I started the Moron of the Week series nearly three years ago, but unfortunately didn’t keep up with it. It’s been nearly two years since the last one and, in that time, I’ve considered reviving it. After this past week, I realize now is a perfect time. I hope I can keep up with it this time. We’ll see.

This time around, it’s a collective award, going to a group of people for a particularly moronic event in California, of all places. The mental faculties of one elementary school student’s parent, apparently already in a feeble state, overloaded when said student discovered the compound noun oral sex in Merriam Webster’s 10th Edition dictionary. The parent, most likely imagining the child was now in danger of suffering a horrific destiny (like becoming a homosexual pedophile, or worse, a liberal), lodged a complaint with the Menifee Union School District. Officials there promptly banned the book from all schools in their district.

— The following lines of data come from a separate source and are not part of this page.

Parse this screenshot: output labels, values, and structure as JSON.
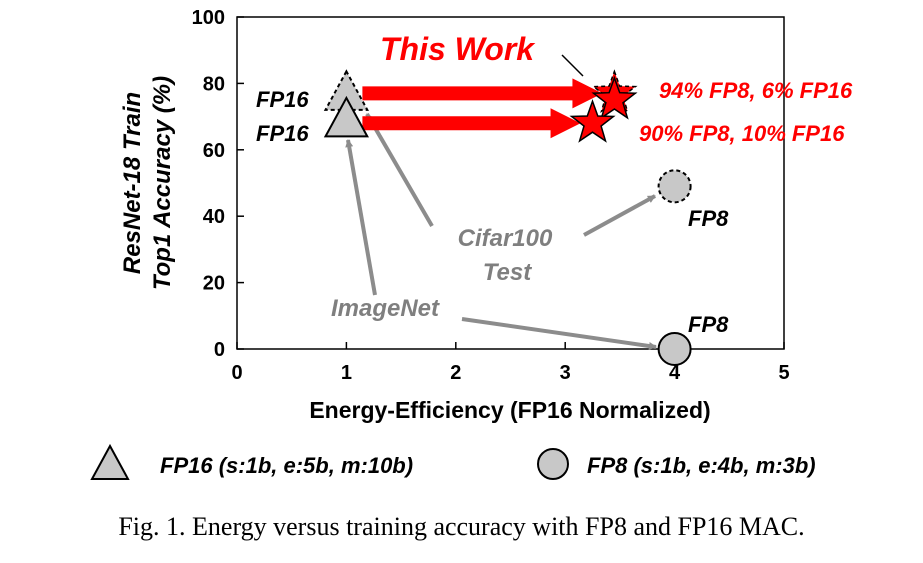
{
  "chart_data": {
    "type": "scatter",
    "xlabel": "Energy-Efficiency (FP16 Normalized)",
    "ylabel_lines": [
      "ResNet-18 Train",
      "Top1 Accuracy (%)"
    ],
    "xlim": [
      0,
      5
    ],
    "ylim": [
      0,
      100
    ],
    "xticks": [
      0,
      1,
      2,
      3,
      4,
      5
    ],
    "yticks": [
      0,
      20,
      40,
      60,
      80,
      100
    ],
    "grid": false,
    "points": [
      {
        "marker": "triangle",
        "dataset": "Cifar100 Test",
        "style": "dashed",
        "x": 1.0,
        "y": 77,
        "label": "FP16"
      },
      {
        "marker": "triangle",
        "dataset": "ImageNet",
        "style": "solid",
        "x": 1.0,
        "y": 69,
        "label": "FP16"
      },
      {
        "marker": "circle",
        "dataset": "Cifar100 Test",
        "style": "dashed",
        "x": 4.0,
        "y": 49,
        "label": "FP8"
      },
      {
        "marker": "circle",
        "dataset": "ImageNet",
        "style": "solid",
        "x": 4.0,
        "y": 0,
        "label": "FP8"
      },
      {
        "marker": "star",
        "dataset": "Cifar100 Test",
        "style": "dashed",
        "x": 3.45,
        "y": 77,
        "label": ""
      },
      {
        "marker": "star",
        "dataset": "Cifar100 Test",
        "style": "solid",
        "x": 3.45,
        "y": 75,
        "label": ""
      },
      {
        "marker": "star",
        "dataset": "ImageNet",
        "style": "solid",
        "x": 3.25,
        "y": 68,
        "label": ""
      }
    ],
    "arrows": [
      {
        "from": [
          1.0,
          77
        ],
        "to": [
          3.45,
          77
        ],
        "color": "#ff0000"
      },
      {
        "from": [
          1.0,
          68
        ],
        "to": [
          3.25,
          68
        ],
        "color": "#ff0000"
      }
    ],
    "annotations": {
      "this_work": "This Work",
      "star_top_label": "94% FP8, 6% FP16",
      "star_bottom_label": "90% FP8, 10% FP16",
      "cifar_line1": "Cifar100",
      "cifar_line2": "Test",
      "imagenet": "ImageNet"
    },
    "legend": [
      {
        "marker": "triangle",
        "label": "FP16 (s:1b, e:5b, m:10b)"
      },
      {
        "marker": "circle",
        "label": "FP8 (s:1b, e:4b, m:3b)"
      }
    ],
    "legend_position": "bottom"
  },
  "caption": "Fig. 1.   Energy versus training accuracy with FP8 and FP16 MAC.",
  "colors": {
    "red": "#ff0000",
    "gray_fill": "#c8c8c8",
    "gray_arrow": "#8c8c8c",
    "gray_text": "#7f7f7f",
    "black": "#000000"
  }
}
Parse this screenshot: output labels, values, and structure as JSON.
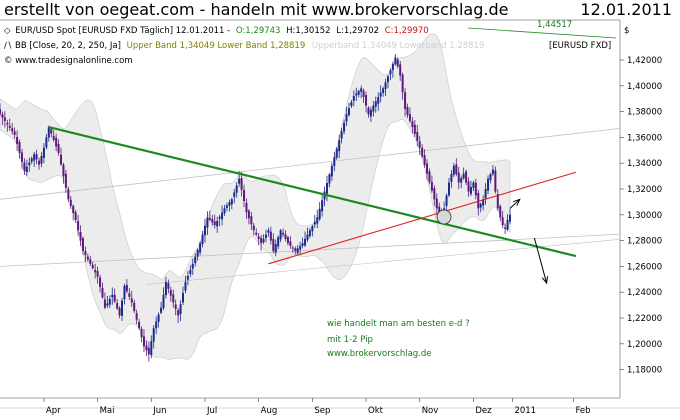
{
  "header": {
    "title": "erstellt von oegeat.com - handeln mit www.brokervorschlag.de",
    "date": "12.01.2011"
  },
  "legend": {
    "line1_symbol": "◇",
    "line1_instrument": "EUR/USD Spot [EURUSD FXD  Täglich] 12.01.2011 -",
    "line1_open": "O:1,29743",
    "line1_high": "H:1,30152",
    "line1_low": "L:1,29702",
    "line1_close": "C:1,29970",
    "line2_symbol": "∕∖",
    "line2_bb": "BB [Close, 20, 2, 250, Ja]",
    "line2_bands": "Upper Band 1,34049 Lower Band 1,28819",
    "line2_faded": "Upperband 1,34049 Lowerband 1,28819",
    "line3": "© www.tradesignalonline.com",
    "right_instrument": "[EURUSD FXD]",
    "axis_currency": "$",
    "callout": "1,44517"
  },
  "annotation": {
    "line1": "wie handelt man am besten e-d ?",
    "line2": "mit 1-2 Pip",
    "line3": "www.brokervorschlag.de"
  },
  "colors": {
    "candle": "#5a1a7a",
    "candle_alt": "#1a2a8a",
    "band_fill": "#ececec",
    "band_line": "#c8c8c8",
    "trend_green": "#1e8a1e",
    "trend_red": "#e02020",
    "gray_line": "#c0c0c0",
    "annotation_text": "#1a7a1a",
    "close_red": "#d01010",
    "open_green": "#1a8a1a",
    "band_olive": "#808000"
  },
  "chart_data": {
    "type": "candlestick",
    "instrument": "EUR/USD",
    "ylim": [
      1.17,
      1.43
    ],
    "yticks": [
      "1,42000",
      "1,40000",
      "1,38000",
      "1,36000",
      "1,34000",
      "1,32000",
      "1,30000",
      "1,28000",
      "1,26000",
      "1,24000",
      "1,22000",
      "1,20000",
      "1,18000"
    ],
    "xticks": [
      "Apr",
      "Mai",
      "Jun",
      "Jul",
      "Aug",
      "Sep",
      "Okt",
      "Nov",
      "Dez",
      "2011",
      "Feb"
    ],
    "month_index": [
      18,
      40,
      62,
      84,
      106,
      128,
      150,
      172,
      194,
      210,
      235
    ],
    "n_candles": 210,
    "close_path": [
      [
        0,
        1.378
      ],
      [
        6,
        1.362
      ],
      [
        10,
        1.334
      ],
      [
        14,
        1.347
      ],
      [
        16,
        1.339
      ],
      [
        18,
        1.352
      ],
      [
        20,
        1.368
      ],
      [
        24,
        1.348
      ],
      [
        28,
        1.312
      ],
      [
        31,
        1.296
      ],
      [
        34,
        1.272
      ],
      [
        37,
        1.262
      ],
      [
        40,
        1.252
      ],
      [
        43,
        1.228
      ],
      [
        46,
        1.238
      ],
      [
        49,
        1.222
      ],
      [
        51,
        1.245
      ],
      [
        54,
        1.232
      ],
      [
        57,
        1.212
      ],
      [
        59,
        1.198
      ],
      [
        61,
        1.192
      ],
      [
        63,
        1.212
      ],
      [
        66,
        1.228
      ],
      [
        68,
        1.248
      ],
      [
        71,
        1.232
      ],
      [
        73,
        1.222
      ],
      [
        76,
        1.248
      ],
      [
        79,
        1.262
      ],
      [
        82,
        1.278
      ],
      [
        85,
        1.298
      ],
      [
        88,
        1.292
      ],
      [
        92,
        1.305
      ],
      [
        95,
        1.312
      ],
      [
        98,
        1.328
      ],
      [
        101,
        1.302
      ],
      [
        104,
        1.288
      ],
      [
        107,
        1.278
      ],
      [
        110,
        1.288
      ],
      [
        112,
        1.272
      ],
      [
        115,
        1.288
      ],
      [
        118,
        1.278
      ],
      [
        121,
        1.272
      ],
      [
        124,
        1.278
      ],
      [
        127,
        1.288
      ],
      [
        130,
        1.298
      ],
      [
        133,
        1.318
      ],
      [
        136,
        1.338
      ],
      [
        139,
        1.358
      ],
      [
        142,
        1.378
      ],
      [
        145,
        1.392
      ],
      [
        148,
        1.398
      ],
      [
        151,
        1.378
      ],
      [
        154,
        1.388
      ],
      [
        157,
        1.398
      ],
      [
        160,
        1.412
      ],
      [
        162,
        1.422
      ],
      [
        164,
        1.408
      ],
      [
        166,
        1.382
      ],
      [
        169,
        1.368
      ],
      [
        172,
        1.352
      ],
      [
        175,
        1.332
      ],
      [
        178,
        1.312
      ],
      [
        180,
        1.298
      ],
      [
        182,
        1.305
      ],
      [
        184,
        1.325
      ],
      [
        186,
        1.338
      ],
      [
        188,
        1.325
      ],
      [
        190,
        1.332
      ],
      [
        192,
        1.318
      ],
      [
        194,
        1.325
      ],
      [
        196,
        1.305
      ],
      [
        198,
        1.312
      ],
      [
        200,
        1.328
      ],
      [
        202,
        1.335
      ],
      [
        203,
        1.318
      ],
      [
        204,
        1.305
      ],
      [
        205,
        1.298
      ],
      [
        206,
        1.292
      ],
      [
        207,
        1.289
      ],
      [
        208,
        1.296
      ],
      [
        209,
        1.3
      ]
    ],
    "upper_band_last": 1.34049,
    "lower_band_last": 1.28819,
    "trendlines": [
      {
        "color": "green",
        "from": [
          20,
          1.368
        ],
        "to": [
          236,
          1.268
        ]
      },
      {
        "color": "red",
        "from": [
          110,
          1.262
        ],
        "to": [
          236,
          1.333
        ]
      }
    ],
    "arrows": [
      {
        "from": [
          209,
          1.305
        ],
        "to": [
          213,
          1.312
        ]
      },
      {
        "from": [
          219,
          1.282
        ],
        "to": [
          224,
          1.247
        ]
      }
    ]
  }
}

The Moron of the Week is not the parent, despite the objection to a child being exposed to reality a dictionary definition. The real morons here are the officials of the Menifee Union School District. These people are supposed to be in charge of ensuring children get a solid education. If they start censoring books based upon the complaints of parents, you can’t help but lose confidence in their competency. Fortunately, not all parents in the school district agree with the decision.

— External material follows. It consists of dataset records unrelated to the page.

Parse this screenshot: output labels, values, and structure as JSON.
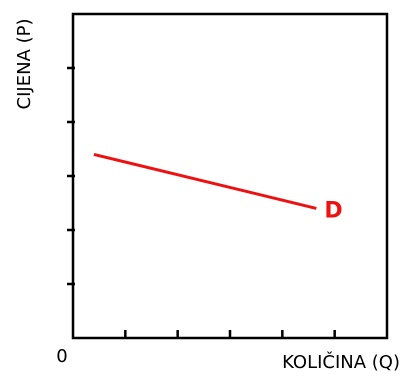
{
  "chart_data": {
    "type": "line",
    "xlabel": "KOLIČINA (Q)",
    "ylabel": "CIJENA (P)",
    "origin_label": "0",
    "xlim": [
      0,
      6
    ],
    "ylim": [
      0,
      6
    ],
    "x_ticks": [
      1,
      2,
      3,
      4,
      5
    ],
    "y_ticks": [
      1,
      2,
      3,
      4,
      5
    ],
    "grid": false,
    "legend": "none",
    "series": [
      {
        "name": "D",
        "color": "#ee1111",
        "points": [
          {
            "x": 0.4,
            "y": 3.4
          },
          {
            "x": 4.65,
            "y": 2.4
          }
        ]
      }
    ]
  }
}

“Censorship in the schools, really? Pretty soon the only dictionary in the school library will be the Bert and Ernie dictionary,” said Emanuel Chavez, the parent of second- and sixth-grade students. “If the kids are exposed to it, it’s up to the parents to explain it to them at their level.”

Don’t get too happy about Mr. Chavez’s reasoned response, though. As long as the reasonable people aren’t the ones in authority, this sort of stupidity is bound to happen again and again. Consider the words of  school board member and elementary school teacher Randy Freeman:

…it’s  “a prestigious dictionary that’s used in the Riverside County spelling bee, but I also imagine there are words in there of concern.”

He’s concerned about students looking up words in the dictionary. And he’s an elementary school teacher. Think about that.

So, congratulations to the Menifee Union School District. Despite fierce competition from Culpeper County Public Schools in Virginia, who pulled the Diary of Anne Frank because of an inquisitive passage about her vagina, you are officially, and collectively, Moron of the Week #10. After all, banning a dictionary is quite a few degrees more moronic than banning a literary work.